LOUIS XIV, LES ARTS ET LES SCIENCES
JEAN BAPTISTE DE LA QUINTINIE

 

LES DELICES ET LES CURIOSITES DU POTAGER DU ROI

Louis XIV a rêvé d'un potager à son image : unique! Grâce aux bons offices d'un magicien en matière d'agronomie, Jean Baptiste de La Quintinie, le potager du roi à Versaille est non seulement unique, mais également révolutionnaire. A partir de 1683, dans ce laboratoire renommé dans toute l'Europe, on cultive l'art délicat et délicieux des primeurs.

Directeur des jardins fruitiers et potagers du Roi Soleil, Jean Baptiste de La Quintinie se livre, au détour des allées artistiquement ordonnancées du potager du roi à Versailles, à des expérimentations novatrices, notamment en matière de primeurs. Déjà, il a fait montre de son talent et de son savoir faire en fournissant la table royale en figues, un des fruits préférés de Louis XIV, avec deux mois d'avance sur la saison. Jamais à court d'idées, le premier jardinier du royaume s'emploie à amener les concombres à maturité dès le début avril. Grâce à ses savantes innovations, Sa Majesté peut se régaler de fraises en mars, de pois en avril, de cerises début mai. Quant aux laitues et aux asperges, on les récolte désormais entre décembre et janvier. Personne n'a jamais réussi un tel tour de force! Et toutes les Cours d'Europe pâlissent de jalousie devant les fruits et les légumes de Versaille. Au point que les méthodes de La Quintinie sont suivies par des imitateurs dont le maître déplore les erreurs. Car, en la matière, il ne suffit pas de copier, encore faut-il maîtriser les multiples techniques agricoles. Outre les expositions alternées, un procédé dont il est l'inventeur, et l'usage de cloches de verre, La Quintinie choisit avec soin ses engrais : telle espèce nécessite du fumier de boeuf, telle autre du crottin de cheval. Là aussi réside l'art du jardinier.
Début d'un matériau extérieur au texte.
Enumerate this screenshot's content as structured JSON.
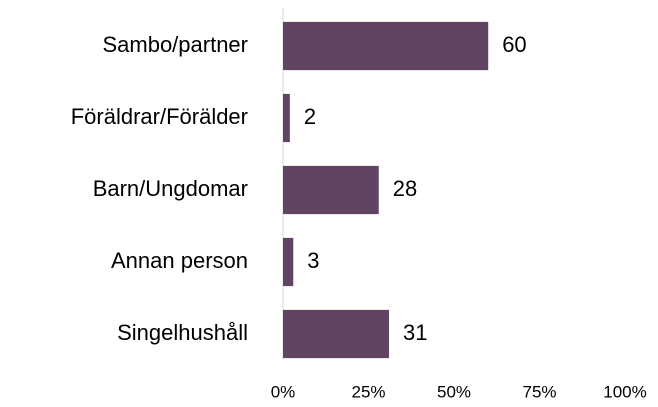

Louis XIV est enchanté par son potager. Il prend l'habitude de s'y rendre de plus en plus souvent, selon un itinéraire rituel. Il descend du château par les "cent marches" bordant l'orangerie. Depuis la grande grille de ferronnerie, il remonte une allée bordée de poiriers Robine jusqu'à la terrasse panoramique, d'où il peut admirer le vaste domaine où s'affairent une trentaine de jardiniers. Le roi, qui aime à converser avec La Quintinie, se renseigne sur tout et apprend même à tailler les arbres. Un intérêt qui ne manque pas d'émouvoir l'homme de l'art : "Comme mon bonheur ne vient que parce que  Votre Majesté est assez touchée des divertissements du jardinage, peut-être n'est-il pas hors de propos qu'on connaisse qu'elle sait quelquefois descendre de ses grandes occupations pour goûter les plaisirs de nos premiers pères". Non seulement Louis XIV est ravi des bons offices de son maître jardinier, mais encore il adore faire visiter son potager en grande pompe. Et c'est sous sa conduite et ses commentaires enthousiastes que le doge de Venise ou la délégation des ambassadeurs du Siam en découvrent les délices et les exceptionnelles productions.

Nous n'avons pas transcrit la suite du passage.